As a business leader, Treadwell pioneered cross-border tourism in the Bering Straits region in the late 1980’s and early 1990’s, after working to open the US-Russia border.   He served as President of Pt Capital, the world’s first Arctic focused private equity fund from 2015-2018, which owns assets in Alaska, Iceland and Finland and conducts work in Greenland and Canada.   He was Vice President and Treasurer of Yukon Pacific Corporation, Alaska’s first attempt to export North Slope LNG to Asian markets.   As a tech entrepreneur he co-founded two listed firms, including Digimarc (NASDAQ: DMRC), Immersive Media, formerly a TVX listed firm which pioneered StreetView for Google.   He chairs Iridium’s Polar Advisory Board, co-chairs the Woodrow Wilson Center’s Polar Initiative, the Arctic Circle’s Mission Council on Shipping and Ports, and was a member of the World Economic Forum’s Global  Action Council on the Arctic.

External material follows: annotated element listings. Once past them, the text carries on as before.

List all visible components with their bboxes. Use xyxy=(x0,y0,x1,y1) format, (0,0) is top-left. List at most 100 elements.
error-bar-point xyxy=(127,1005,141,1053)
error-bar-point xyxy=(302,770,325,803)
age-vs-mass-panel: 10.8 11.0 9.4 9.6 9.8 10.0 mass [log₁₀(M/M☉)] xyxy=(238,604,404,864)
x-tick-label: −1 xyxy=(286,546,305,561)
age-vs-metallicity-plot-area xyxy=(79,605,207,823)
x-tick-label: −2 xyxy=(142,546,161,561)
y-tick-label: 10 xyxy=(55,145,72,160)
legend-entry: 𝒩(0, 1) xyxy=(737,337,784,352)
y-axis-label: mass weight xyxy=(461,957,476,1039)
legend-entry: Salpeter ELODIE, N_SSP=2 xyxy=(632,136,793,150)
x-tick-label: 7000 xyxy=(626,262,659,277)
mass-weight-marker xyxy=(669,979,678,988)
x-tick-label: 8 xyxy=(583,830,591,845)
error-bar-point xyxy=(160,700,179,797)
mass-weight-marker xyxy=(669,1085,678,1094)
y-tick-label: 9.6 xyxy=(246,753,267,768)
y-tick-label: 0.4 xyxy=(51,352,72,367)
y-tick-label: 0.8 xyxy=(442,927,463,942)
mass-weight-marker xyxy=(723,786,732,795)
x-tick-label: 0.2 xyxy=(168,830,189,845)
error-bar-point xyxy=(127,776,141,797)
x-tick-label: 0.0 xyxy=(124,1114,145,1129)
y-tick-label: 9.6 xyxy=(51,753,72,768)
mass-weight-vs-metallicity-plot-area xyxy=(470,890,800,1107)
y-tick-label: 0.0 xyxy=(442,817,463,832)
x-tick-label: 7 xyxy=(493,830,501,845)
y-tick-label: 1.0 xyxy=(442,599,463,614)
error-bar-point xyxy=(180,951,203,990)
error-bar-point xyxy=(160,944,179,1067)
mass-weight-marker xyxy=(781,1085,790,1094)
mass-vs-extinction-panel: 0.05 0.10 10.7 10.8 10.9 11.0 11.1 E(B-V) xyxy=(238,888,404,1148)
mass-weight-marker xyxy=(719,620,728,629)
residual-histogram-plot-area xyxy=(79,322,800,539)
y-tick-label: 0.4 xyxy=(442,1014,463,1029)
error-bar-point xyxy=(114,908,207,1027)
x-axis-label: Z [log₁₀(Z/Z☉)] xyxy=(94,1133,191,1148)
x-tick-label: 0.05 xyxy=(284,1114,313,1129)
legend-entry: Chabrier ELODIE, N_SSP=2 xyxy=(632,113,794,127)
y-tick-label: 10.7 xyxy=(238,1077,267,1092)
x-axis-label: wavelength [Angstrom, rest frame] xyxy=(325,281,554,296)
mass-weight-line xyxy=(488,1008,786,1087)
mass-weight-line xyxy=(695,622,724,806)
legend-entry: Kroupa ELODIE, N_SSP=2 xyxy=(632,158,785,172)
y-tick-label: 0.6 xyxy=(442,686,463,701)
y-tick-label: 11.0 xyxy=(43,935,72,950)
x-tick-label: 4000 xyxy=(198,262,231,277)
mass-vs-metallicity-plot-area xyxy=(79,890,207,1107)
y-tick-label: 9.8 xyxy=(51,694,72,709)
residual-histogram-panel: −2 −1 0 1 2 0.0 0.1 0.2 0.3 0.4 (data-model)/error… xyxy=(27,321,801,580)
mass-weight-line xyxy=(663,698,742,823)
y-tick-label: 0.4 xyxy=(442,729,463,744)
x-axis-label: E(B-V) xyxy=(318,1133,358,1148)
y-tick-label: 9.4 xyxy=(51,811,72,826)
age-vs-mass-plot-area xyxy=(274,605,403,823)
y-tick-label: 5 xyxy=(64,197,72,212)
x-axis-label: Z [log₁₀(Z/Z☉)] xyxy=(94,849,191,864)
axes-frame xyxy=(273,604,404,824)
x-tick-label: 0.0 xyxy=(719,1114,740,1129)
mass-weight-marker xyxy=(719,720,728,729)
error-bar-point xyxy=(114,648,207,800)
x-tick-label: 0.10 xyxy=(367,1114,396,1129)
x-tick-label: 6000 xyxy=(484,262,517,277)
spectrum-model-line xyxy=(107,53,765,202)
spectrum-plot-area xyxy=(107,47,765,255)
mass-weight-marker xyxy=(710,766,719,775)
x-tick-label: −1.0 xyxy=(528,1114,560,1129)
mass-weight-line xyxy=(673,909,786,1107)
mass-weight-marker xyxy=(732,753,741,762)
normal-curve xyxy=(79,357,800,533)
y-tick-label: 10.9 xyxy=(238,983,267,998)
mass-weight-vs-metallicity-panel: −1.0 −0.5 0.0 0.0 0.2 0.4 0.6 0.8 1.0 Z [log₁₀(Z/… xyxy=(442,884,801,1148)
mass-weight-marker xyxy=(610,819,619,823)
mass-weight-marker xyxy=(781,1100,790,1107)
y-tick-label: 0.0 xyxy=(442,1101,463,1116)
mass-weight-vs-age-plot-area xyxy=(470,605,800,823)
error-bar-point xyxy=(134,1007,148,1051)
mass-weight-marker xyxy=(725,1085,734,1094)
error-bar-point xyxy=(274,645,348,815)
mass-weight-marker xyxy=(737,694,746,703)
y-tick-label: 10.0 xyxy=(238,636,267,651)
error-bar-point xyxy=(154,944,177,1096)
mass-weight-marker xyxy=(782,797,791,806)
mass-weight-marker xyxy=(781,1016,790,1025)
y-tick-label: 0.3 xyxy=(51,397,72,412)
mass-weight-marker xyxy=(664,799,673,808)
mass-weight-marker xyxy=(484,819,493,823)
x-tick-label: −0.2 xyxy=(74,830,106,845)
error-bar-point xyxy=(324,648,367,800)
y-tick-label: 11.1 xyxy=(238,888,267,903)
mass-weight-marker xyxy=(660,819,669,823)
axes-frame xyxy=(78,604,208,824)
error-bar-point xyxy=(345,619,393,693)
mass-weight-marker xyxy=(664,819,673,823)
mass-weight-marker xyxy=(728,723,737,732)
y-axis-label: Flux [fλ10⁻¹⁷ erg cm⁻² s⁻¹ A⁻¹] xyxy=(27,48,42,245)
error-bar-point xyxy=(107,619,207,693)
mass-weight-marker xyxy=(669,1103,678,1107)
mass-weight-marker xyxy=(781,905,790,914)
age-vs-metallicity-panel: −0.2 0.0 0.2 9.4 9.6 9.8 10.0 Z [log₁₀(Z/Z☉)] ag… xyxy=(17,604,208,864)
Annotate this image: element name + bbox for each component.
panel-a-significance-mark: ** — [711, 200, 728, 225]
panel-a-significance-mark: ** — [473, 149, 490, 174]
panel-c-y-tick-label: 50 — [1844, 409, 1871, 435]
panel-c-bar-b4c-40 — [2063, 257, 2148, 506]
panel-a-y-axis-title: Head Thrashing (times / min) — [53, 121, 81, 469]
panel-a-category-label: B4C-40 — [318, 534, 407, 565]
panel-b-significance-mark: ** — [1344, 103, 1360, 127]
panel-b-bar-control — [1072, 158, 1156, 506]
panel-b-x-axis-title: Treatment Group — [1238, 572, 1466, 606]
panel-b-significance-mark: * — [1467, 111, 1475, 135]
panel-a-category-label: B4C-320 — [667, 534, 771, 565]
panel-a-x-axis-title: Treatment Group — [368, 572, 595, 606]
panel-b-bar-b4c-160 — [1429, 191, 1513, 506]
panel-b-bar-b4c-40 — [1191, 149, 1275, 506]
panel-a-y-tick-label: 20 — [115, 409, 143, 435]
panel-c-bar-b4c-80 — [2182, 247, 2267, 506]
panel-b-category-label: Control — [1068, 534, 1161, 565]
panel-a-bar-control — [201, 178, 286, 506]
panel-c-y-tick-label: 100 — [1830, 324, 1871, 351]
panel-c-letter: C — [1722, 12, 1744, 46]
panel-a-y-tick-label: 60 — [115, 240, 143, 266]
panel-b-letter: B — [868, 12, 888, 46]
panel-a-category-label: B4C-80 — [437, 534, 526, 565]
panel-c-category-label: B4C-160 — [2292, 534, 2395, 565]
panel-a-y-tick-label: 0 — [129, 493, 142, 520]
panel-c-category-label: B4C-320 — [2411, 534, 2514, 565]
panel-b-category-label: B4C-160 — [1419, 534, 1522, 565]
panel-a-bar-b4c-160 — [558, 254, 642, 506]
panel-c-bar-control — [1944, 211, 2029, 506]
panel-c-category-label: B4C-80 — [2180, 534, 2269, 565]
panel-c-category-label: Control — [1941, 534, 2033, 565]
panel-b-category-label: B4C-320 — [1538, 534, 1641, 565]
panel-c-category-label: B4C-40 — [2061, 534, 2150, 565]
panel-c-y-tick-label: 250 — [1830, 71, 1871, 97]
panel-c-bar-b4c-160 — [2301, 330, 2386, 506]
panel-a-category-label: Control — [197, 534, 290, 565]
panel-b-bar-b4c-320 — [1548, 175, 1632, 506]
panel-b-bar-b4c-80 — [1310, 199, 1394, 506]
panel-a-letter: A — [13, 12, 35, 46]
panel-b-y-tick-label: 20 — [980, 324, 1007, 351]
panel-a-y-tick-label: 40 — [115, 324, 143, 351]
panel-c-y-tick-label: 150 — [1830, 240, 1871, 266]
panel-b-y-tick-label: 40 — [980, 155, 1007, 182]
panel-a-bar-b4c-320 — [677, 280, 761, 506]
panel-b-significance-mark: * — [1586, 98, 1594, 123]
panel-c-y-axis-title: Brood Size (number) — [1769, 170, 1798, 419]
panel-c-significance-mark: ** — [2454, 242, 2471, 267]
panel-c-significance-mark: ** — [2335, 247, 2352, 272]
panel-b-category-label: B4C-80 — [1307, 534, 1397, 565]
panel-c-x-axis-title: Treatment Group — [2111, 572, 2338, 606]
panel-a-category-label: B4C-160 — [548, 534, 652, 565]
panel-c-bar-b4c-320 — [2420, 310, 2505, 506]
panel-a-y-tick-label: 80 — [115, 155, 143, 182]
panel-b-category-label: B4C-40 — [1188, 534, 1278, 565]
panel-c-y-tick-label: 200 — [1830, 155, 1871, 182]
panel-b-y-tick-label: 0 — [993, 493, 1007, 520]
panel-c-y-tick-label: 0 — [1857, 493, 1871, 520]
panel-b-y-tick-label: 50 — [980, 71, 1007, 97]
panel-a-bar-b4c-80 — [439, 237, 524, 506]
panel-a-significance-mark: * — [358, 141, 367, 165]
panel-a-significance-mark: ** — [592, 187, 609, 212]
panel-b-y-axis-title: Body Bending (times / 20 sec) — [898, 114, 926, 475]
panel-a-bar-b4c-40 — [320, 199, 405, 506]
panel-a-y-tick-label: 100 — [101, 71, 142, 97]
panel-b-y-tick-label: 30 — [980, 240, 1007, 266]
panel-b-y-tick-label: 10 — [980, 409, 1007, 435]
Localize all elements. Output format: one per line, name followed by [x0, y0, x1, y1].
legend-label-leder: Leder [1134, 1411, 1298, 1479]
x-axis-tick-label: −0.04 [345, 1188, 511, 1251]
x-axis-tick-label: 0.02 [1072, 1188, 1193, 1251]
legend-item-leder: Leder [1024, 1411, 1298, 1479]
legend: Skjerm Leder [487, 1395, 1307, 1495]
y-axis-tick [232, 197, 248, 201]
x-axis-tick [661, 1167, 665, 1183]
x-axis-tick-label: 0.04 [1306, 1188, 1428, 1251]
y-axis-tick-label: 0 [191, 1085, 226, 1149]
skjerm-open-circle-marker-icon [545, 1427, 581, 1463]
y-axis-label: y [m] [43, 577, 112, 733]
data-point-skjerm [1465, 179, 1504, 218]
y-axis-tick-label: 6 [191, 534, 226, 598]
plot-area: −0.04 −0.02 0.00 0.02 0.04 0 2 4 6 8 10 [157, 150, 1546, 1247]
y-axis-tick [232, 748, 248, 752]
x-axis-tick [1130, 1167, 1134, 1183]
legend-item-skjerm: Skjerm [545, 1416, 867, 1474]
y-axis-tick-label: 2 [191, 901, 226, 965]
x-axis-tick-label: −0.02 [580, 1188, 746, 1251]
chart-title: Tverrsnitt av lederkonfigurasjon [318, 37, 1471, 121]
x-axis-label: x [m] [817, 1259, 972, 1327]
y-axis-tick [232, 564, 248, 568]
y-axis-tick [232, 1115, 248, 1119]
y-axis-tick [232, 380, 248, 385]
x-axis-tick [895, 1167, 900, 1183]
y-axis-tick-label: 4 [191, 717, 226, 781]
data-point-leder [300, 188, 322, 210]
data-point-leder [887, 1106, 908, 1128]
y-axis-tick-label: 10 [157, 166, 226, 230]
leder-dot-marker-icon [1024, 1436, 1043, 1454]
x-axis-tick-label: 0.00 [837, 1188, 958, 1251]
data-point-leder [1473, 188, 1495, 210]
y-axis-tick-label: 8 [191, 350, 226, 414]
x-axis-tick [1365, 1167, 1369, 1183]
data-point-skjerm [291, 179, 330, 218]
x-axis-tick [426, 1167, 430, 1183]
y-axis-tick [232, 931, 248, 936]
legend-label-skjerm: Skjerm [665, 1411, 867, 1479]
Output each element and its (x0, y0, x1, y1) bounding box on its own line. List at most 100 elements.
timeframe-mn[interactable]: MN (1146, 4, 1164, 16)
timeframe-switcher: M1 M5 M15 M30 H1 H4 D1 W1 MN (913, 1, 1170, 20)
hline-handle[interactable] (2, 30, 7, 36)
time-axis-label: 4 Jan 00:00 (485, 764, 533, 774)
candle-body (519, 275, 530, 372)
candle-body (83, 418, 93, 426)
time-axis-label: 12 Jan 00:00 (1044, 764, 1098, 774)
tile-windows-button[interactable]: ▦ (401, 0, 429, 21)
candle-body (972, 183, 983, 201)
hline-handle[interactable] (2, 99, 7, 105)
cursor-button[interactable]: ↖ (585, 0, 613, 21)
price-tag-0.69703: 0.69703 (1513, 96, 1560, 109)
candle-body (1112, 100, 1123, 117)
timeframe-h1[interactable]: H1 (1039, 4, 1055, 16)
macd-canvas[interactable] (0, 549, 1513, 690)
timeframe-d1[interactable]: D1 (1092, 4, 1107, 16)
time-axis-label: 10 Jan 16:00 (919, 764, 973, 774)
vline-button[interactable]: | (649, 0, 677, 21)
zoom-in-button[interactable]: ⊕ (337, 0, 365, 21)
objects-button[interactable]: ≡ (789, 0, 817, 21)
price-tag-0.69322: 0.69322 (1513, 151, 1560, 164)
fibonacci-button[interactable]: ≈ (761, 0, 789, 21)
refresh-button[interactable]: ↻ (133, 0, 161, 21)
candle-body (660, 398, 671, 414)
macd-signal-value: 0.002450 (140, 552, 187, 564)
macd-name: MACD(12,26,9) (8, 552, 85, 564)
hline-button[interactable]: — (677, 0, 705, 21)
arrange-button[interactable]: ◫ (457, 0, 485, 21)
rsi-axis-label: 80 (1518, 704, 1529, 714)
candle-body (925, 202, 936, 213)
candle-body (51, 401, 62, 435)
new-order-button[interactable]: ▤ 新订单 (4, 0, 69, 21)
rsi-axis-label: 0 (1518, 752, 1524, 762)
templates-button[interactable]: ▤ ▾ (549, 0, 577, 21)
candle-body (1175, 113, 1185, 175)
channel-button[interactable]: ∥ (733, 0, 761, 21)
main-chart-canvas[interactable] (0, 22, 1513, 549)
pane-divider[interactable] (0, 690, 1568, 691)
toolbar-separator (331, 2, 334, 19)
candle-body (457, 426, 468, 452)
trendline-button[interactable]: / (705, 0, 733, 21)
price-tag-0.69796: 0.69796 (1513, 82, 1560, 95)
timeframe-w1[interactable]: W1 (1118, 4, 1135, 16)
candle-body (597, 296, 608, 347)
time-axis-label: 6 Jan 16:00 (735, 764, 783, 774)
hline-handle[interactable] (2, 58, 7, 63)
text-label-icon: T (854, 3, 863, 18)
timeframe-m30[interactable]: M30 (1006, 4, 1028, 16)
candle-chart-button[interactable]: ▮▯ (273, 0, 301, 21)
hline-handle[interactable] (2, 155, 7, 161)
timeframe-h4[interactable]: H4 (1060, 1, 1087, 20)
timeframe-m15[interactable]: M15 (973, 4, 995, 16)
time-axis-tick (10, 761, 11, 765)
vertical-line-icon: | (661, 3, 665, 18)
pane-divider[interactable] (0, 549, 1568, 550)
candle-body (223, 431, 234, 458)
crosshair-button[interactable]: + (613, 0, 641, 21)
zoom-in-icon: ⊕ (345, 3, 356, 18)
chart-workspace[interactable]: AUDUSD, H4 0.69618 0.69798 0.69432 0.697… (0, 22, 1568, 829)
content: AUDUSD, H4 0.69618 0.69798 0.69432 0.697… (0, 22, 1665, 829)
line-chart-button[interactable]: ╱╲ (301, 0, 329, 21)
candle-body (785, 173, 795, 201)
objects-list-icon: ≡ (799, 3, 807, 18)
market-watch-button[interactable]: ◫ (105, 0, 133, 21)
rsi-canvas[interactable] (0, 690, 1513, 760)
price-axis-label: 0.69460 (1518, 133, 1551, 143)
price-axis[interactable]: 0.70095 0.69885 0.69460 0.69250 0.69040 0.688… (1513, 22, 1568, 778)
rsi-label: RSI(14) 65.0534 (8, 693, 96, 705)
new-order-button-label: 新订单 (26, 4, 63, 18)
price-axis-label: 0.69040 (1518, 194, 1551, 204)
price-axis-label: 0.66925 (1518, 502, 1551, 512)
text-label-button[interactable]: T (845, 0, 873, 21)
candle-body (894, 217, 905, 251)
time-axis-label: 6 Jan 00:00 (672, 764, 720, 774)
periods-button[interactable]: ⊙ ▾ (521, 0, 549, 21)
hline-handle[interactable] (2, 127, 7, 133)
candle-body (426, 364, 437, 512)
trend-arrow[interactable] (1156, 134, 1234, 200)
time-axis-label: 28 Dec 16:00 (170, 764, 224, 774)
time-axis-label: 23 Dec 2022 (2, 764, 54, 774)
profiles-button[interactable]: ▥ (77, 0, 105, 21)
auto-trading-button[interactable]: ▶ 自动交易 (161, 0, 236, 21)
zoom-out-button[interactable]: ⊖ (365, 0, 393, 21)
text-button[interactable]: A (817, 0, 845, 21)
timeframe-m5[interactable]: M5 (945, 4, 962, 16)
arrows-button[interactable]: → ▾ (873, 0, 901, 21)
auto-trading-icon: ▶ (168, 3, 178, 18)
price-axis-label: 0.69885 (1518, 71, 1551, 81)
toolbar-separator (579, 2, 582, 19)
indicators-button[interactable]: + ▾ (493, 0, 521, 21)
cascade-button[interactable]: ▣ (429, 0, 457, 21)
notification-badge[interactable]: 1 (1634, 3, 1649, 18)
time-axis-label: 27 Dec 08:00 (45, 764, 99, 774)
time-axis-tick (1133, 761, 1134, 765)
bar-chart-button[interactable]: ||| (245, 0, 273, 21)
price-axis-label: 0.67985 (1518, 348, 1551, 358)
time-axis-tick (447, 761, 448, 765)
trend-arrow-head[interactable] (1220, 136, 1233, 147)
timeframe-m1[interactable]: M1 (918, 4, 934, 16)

Dr. Paul Dunscomb, Japan – The Economic Superpower that Never Was

Paul E. Dunscomb is Professor of East Asian history and Chair of the Department of History at the University of Alaska Anchorage. He is the author of Japan’s Siberian Intervention, 1918-1922: “A Great Disobedience Against the People,” and Japan Since 1945 for the Key Issues in Asian Studies series. His current work focuses on the crisis in Japanese professional baseball of 2004 and the nature of change in Heisei Japan.

 


Program Details
  • Check-in will begin at 11:30am with seating available on a first-come first-serve basis. The program will begin at noon.
  • Those with online reservations do not need to present ticket confirmation at the door, we will have all confirmed attendees on a list at check-in.
  • Lunch at this program will be available for individual order and purchase from 49th State Brewing Co. If you wish to do so, plan on arriving early to ensure you receive your meal by the end of the program.
  • Online registration will close at midnight on November 1. Remaining tickets will be available for purchase the day of the program at the door from 11:30am.

 


Complimentary parking is available in nearby EasyPark Alaska lots for individuals who preregister online by the September 6th deadline to attend this program. Successful registrants will receive an email the day before to the program with parking details.

Admission is free to active duty, National Guard, Reservists and their spouses, compliments of USO Alaska. Military attendees must register in advance for free admission and free parking.

 

High school and full-time college students who register in advance receive complimentary admission and a voucher for a lunch item of their choosing thanks to the generous support of BP.